Fiendfyre and the summer of 2011

Fiendfyre

Fiendfyre

A guest post from my child, N. Reed Heineman-Fleck, which grew out of our conversations about my work chronicling the southwest’s fires of 2011:

When Dad told me about the Los Conchas fire, and how it was different than normal fires–in some places it turned everything to black dust; it rolled instead of catching, it sometimes left pockets of trees baked but not burnt because of lack of oxygen– a scene from Harry Potter and the Deathly Hallows came to mind. (Minor spoilers for Deathly Hallows, including a character death, follow.)
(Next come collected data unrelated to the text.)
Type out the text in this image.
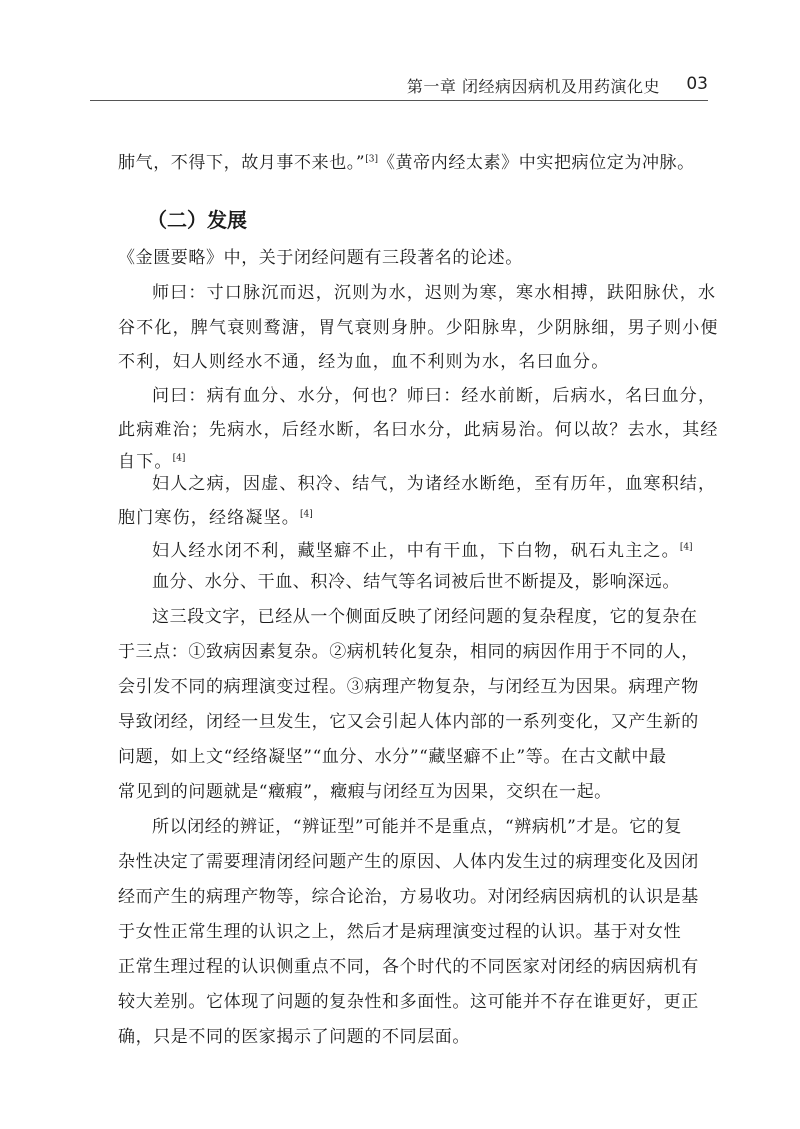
第一章 闭经病因病机及用药演化史 03
（二）发展
肺气，不得下，故月事不来也。”[3]《黄帝内经太素》中实把病位定为冲脉。
《金匮要略》中，关于闭经问题有三段著名的论述。
师曰：寸口脉沉而迟，沉则为水，迟则为寒，寒水相搏，趺阳脉伏，水
谷不化，脾气衰则鹜溏，胃气衰则身肿。少阳脉卑，少阴脉细，男子则小便
不利，妇人则经水不通，经为血，血不利则为水，名曰血分。
问曰：病有血分、水分，何也？师曰：经水前断，后病水，名曰血分，
此病难治；先病水，后经水断，名曰水分，此病易治。何以故？去水，其经
自下。[4]
妇人之病，因虚、积冷、结气，为诸经水断绝，至有历年，血寒积结，
胞门寒伤，经络凝坚。[4]
妇人经水闭不利，藏坚癖不止，中有干血，下白物，矾石丸主之。[4]
血分、水分、干血、积冷、结气等名词被后世不断提及，影响深远。
这三段文字，已经从一个侧面反映了闭经问题的复杂程度，它的复杂在
于三点：①致病因素复杂。②病机转化复杂，相同的病因作用于不同的人，
会引发不同的病理演变过程。③病理产物复杂，与闭经互为因果。病理产物
导致闭经，闭经一旦发生，它又会引起人体内部的一系列变化，又产生新的
问题，如上文“经络凝坚”“血分、水分”“藏坚癖不止”等。在古文献中最
常见到的问题就是“癥瘕”，癥瘕与闭经互为因果，交织在一起。
所以闭经的辨证，“辨证型”可能并不是重点，“辨病机”才是。它的复
杂性决定了需要理清闭经问题产生的原因、人体内发生过的病理变化及因闭
经而产生的病理产物等，综合论治，方易收功。对闭经病因病机的认识是基
于女性正常生理的认识之上，然后才是病理演变过程的认识。基于对女性
正常生理过程的认识侧重点不同，各个时代的不同医家对闭经的病因病机有
较大差别。它体现了问题的复杂性和多面性。这可能并不存在谁更好，更正
确，只是不同的医家揭示了问题的不同层面。
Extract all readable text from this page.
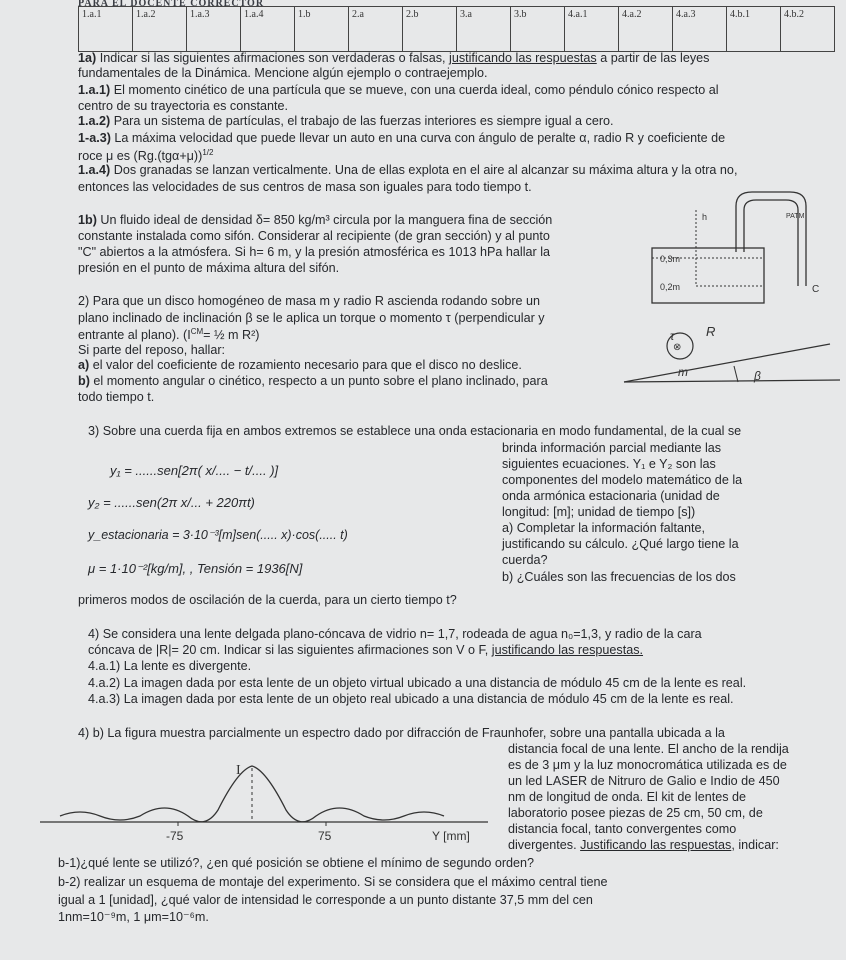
PARA EL DOCENTE CORRECTOR
1.a.1	1.a.2	1.a.3	1.a.4	1.b	2.a	2.b	3.a	3.b	4.a.1	4.a.2	4.a.3	4.b.1	4.b.2
1a) Indicar si las siguientes afirmaciones son verdaderas o falsas, justificando las respuestas a partir de las leyes
fundamentales de la Dinámica. Mencione algún ejemplo o contraejemplo.
1.a.1) El momento cinético de una partícula que se mueve, con una cuerda ideal, como péndulo cónico respecto al
centro de su trayectoria es constante.
1.a.2) Para un sistema de partículas, el trabajo de las fuerzas interiores es siempre igual a cero.
1-a.3) La máxima velocidad que puede llevar un auto en una curva con ángulo de peralte α, radio R y coeficiente de
roce μ es $(Rg.(tg\alpha+\mu))^{1/2}$
1.a.4) Dos granadas se lanzan verticalmente. Una de ellas explota en el aire al alcanzar su máxima altura y la otra no,
entonces las velocidades de sus centros de masa son iguales para todo tiempo t.
1b) Un fluido ideal de densidad δ= 850 kg/m³ circula por la manguera fina de sección
constante instalada como sifón. Considerar al recipiente (de gran sección) y al punto
"C" abiertos a la atmósfera. Si h= 6 m, y la presión atmosférica es 1013 hPa hallar la
presión en el punto de máxima altura del sifón.
h	PATM
0,3m
0,2m	C
2) Para que un disco homogéneo de masa m y radio R ascienda rodando sobre un
plano inclinado de inclinación β se le aplica un torque o momento τ (perpendicular y
entrante al plano). ($I^{CM}=$ ½ m R²)
Si parte del reposo, hallar:
a) el valor del coeficiente de rozamiento necesario para que el disco no deslice.
b) el momento angular o cinético, respecto a un punto sobre el plano inclinado, para
todo tiempo t.
⊗
τ R
m	β
3) Sobre una cuerda fija en ambos extremos se establece una onda estacionaria en modo fundamental, de la cual se
brinda información parcial mediante las
siguientes ecuaciones. Y₁ e Y₂ son las
componentes del modelo matemático de la
onda armónica estacionaria (unidad de
longitud: [m]; unidad de tiempo [s])
a) Completar la información faltante,
justificando su cálculo. ¿Qué largo tiene la
cuerda?
b) ¿Cuáles son las frecuencias de los dos
primeros modos de oscilación de la cuerda, para un cierto tiempo t?
y₁ = ......sen[2π( x/.... − t/.... )]
y₂ = ......sen(2π x/... + 220πt)
y_estacionaria = 3·10⁻³[m]sen(..... x)·cos(..... t)
μ = 1·10⁻²[kg/m], , Tensión = 1936[N]
4) Se considera una lente delgada plano-cóncava de vidrio n= 1,7, rodeada de agua n₀=1,3, y radio de la cara
cóncava de |R|= 20 cm. Indicar si las siguientes afirmaciones son V o F, justificando las respuestas.
4.a.1) La lente es divergente.
4.a.2) La imagen dada por esta lente de un objeto virtual ubicado a una distancia de módulo 45 cm de la lente es real.
4.a.3) La imagen dada por esta lente de un objeto real ubicado a una distancia de módulo 45 cm de la lente es real.
4) b) La figura muestra parcialmente un espectro dado por difracción de Fraunhofer, sobre una pantalla ubicada a la
distancia focal de una lente. El ancho de la rendija
es de 3 μm y la luz monocromática utilizada es de
un led LASER de Nitruro de Galio e Indio de 450
nm de longitud de onda. El kit de lentes de
laboratorio posee piezas de 25 cm, 50 cm, de
distancia focal, tanto convergentes como
divergentes. Justificando las respuestas, indicar:
b-1)¿qué lente se utilizó?, ¿en qué posición se obtiene el mínimo de segundo orden?
b-2) realizar un esquema de montaje del experimento. Si se considera que el máximo central tiene
igual a 1 [unidad], ¿qué valor de intensidad le corresponde a un punto distante 37,5 mm del cen
1nm=10⁻⁹m, 1 μm=10⁻⁶m.
I
-75	75	Y [mm]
“It was not normal fire; Crabbe had used a curse of which Harry had no knowledge: As they turned a corner the flames chased them as though they were alive, sentient, intent upon killing them. Now the fire was mutating, forming a gigantic pack of fiery beasts: Flaming serpents, chimaeras, and dragons rose and fell and rose again, and the detritus of centuries on which they were feeding was thrown up in the air into their fanged mouths, tossed high on clawed feet, before being consumed by the inferno.”

The spell is called Fiendfyre, and in the end it kills Crabbe. They’re in the Room of Hidden Things when he casts it, and it’s hot and destructive enough to completely destroy the nigh-indestructible Dark magical item known as a Horcrux.

But what’s relevant here is that it manages to completely wipe out everything in the Room of Hidden Things. This room was used by students and teachers to hide all kinds of items, from booze to broken furniture, and in the hundreds of years that Hogwarts has been around it’s built up piles upon piles of magical detritus, like the kindling on the forest floor.

Afterwards, Ron asks a question: “Blimey, d’you reckon it’ll still work after that fire?” And from what Dad tells me, everyone’s asking the same thing about the forests that Los Conchas destroyed: are they going to still work after that fire?